One of the biggest challenges with traditional developer productivity metrics is that they’re primarily used by senior leadership for reporting, but rarely by the teams where real improvements actually happen. When metrics live in executive dashboards instead of team workflows, organizations miss the opportunity for bottom-up improvement driven by the people closest to the work.

This creates a fundamental gap: leadership gets visibility into productivity challenges, but the teams experiencing those challenges don’t have the same data to identify and address their own pain points. Real productivity gains come when teams across a company can see what’s impacting them and take ownership of improvements.

This is where DX takes a fundamentally different approach. Rather than being another product that’s only useful at the leadership level, DX is designed to be transparent and useful for leaders at all levels—from individual contributors to directors to CTOs. Teams don’t just generate data for others to consume; they actively use it to drive their own improvements.

A director’s perspective

To illustrate this in practice, we recently interviewed Tamara Sequeiros, a Director of Engineering who leads five teams at Adyen.

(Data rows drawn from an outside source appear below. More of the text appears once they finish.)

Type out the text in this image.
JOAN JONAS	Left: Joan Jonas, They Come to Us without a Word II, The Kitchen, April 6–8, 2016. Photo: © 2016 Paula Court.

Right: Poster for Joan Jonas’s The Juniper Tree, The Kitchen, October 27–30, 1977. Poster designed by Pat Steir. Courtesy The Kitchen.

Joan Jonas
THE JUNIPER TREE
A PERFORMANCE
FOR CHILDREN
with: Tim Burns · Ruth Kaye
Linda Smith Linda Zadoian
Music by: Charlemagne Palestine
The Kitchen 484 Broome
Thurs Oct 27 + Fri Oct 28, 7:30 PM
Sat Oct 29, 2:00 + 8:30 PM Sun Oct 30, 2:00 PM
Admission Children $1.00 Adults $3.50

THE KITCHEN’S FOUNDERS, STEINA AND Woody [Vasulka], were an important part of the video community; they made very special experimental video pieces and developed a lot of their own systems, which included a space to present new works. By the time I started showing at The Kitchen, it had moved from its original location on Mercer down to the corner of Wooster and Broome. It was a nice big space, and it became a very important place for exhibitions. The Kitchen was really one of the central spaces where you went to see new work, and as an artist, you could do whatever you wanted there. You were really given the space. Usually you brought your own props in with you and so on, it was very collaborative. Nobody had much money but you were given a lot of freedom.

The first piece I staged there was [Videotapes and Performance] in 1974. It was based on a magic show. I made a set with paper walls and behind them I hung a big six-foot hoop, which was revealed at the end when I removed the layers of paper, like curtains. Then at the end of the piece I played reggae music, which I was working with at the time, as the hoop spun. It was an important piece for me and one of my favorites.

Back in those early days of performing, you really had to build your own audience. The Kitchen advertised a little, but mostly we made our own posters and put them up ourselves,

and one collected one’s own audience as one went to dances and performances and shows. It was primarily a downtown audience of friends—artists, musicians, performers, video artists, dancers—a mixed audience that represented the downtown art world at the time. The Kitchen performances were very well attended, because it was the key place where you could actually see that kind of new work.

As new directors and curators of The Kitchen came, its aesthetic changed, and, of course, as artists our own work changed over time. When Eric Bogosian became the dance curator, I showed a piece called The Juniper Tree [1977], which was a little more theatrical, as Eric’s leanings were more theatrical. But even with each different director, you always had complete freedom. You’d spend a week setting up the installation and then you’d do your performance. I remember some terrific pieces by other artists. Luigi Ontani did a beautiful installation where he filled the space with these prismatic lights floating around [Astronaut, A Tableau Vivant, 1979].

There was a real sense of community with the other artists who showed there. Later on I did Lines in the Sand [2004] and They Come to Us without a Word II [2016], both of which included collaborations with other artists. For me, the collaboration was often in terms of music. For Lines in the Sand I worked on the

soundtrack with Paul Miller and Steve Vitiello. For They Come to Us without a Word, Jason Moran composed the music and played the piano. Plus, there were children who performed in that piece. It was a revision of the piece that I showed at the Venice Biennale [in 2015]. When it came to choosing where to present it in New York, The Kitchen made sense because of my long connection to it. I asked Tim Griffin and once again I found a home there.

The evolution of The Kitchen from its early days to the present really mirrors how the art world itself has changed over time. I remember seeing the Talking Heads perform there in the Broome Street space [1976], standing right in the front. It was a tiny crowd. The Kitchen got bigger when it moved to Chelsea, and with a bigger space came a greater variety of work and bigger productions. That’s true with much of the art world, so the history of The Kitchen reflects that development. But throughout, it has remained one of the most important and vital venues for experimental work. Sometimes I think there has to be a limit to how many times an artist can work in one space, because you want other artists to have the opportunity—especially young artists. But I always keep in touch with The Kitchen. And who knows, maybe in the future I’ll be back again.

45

During our conversation, she shared her experience transitioning to data-driven decision-making with DX.

Her story highlights several key insights about how DX works differently:

Transparency drives engagement: Unlike traditional top-down metrics, DX’s transparent approach energized her teams. “All the engineers in my team are completely excited about it. It’s not just quantitative, but qualitative; they finally have a place to voice their opinion in a structured way,” she noted, with participation rates being "super high.”

Creating better alignment with Product: One of the most impactful changes wasn’t just within Tamara’s teams. “The transparency that DX provides is great, actually not only for engineers,” Tamara explained. "I was talking to my product counterpart, and I was amazed at how we actually can talk about this, and it will help us prioritize within our group all together much better than before.”

The shared data created a common foundation for cross-functional conversations that were previously difficult to have. “Finally, we have a place where we are really talking to each other, we can be on the same page,” she added. Instead of engineering and product operating with different assumptions about team productivity and priorities, DX gave them objective data to align their roadmaps and resource allocation decisions.

Data-backed requests to platform teams: Another practical change was how Tamara’s teams interact with centralized infrastructure and platform engineering teams. Today, as she explains, “We made an action plan, what we can do ourselves, whether it is documentation, or it is ways of working, or which things we also would like to bring to other teams that can support us with this, our platform engineering teams or infrastructure teams. There are things that we would like to put top of the list for them, but now we have data to also back up our requests.” This shift from opinion-based to data-backed requests helps platform teams prioritize their roadmaps more effectively.

From gut feel to data: Perhaps most importantly, Tamara described how DX shifted her leadership approach: “We use DX data to make informed decisions about how to prioritize the next efforts in terms of increasing productivity within the team and improving their experience.” Instead of relying on scattered feedback or instincts, her teams now have concrete data to guide their improvements.

When teams have access to their own productivity data, something fundamental shifts. Instead of waiting for leadership to identify problems and impose solutions, teams start owning their improvements. The changes stick because they’re coming from the people who actually experience the friction every day.